Mar 21-23, 2008
The group-participation style of dream work Jeremy Taylor pioneered over the last 30 years has startling and profound effects on both beginners and seasoned professionals. Under Jeremy’s gentle guidance, people regularly uncover multiple layers of meaning in every dream shared, releasing creative energy, emotional awareness, and deep healing.
Carl Jung used the word “archetype,” from Heraclitus, to mean the repeating patterns of the deep subconscious, patterns that appear in our dreams, sacred narratives, and great art. Projection of these archetypes onto others is a natural, subconscious process. Becoming aware of our projections enables us to act more creatively and responsibly and enables us to see our shared, common humanity, despite the differences of class, race, gender, age, beauty, ability, intelligence, and mental and emotional stability. We all project our own inner work onto the dreams shared by others. It’s hard to see our own dreams with fresh eyes, but seeing someone else’s dreams fresh is easy. Only the dreamer can say for sure what a particular dream means, but the universal, archetypal language of dreams means that our guesses, speculations, and projections about another’s dream will likely awaken the “aha!” of recognition, not only in the dreamer, but in us all.
Jeremy Taylor is an internationally renowned innovator of group process in dream work who blends the values of spirituality with an active social conscience and a Jungian perspective. He wrote Where People Fly and Rivers Flow Upstream, Dream Work, and The Living Labyrinth: Universal Themes in Myths, Dreams & The Symbolism of Waking Life. He appears regularly on local, regional, and national radio and TV, pioneered on-line dream work on AOL, teaches graduate level courses, co-founded and is past president of the Association for the Study of Dreams, and has been coming to Rowe for 25 years.

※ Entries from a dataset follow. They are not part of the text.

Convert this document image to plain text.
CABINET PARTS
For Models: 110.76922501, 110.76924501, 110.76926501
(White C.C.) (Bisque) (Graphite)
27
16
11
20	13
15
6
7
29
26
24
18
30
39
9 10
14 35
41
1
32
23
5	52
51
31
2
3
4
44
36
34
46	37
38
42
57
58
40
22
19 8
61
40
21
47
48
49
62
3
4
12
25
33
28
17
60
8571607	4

“Working with dreams has convinced me we’re inherently interesting, creative, generously energetic creatures. The cosmos manifests itself in an endless dance of creation. When we’re deeply asleep, we reveal our divine origins and connections by creating whole, playful universes every night. The symbolic language of this collective hymn of creativity is as simple and clear as a blossoming wild flower and as somber and complex as the struggle of predator and prey.”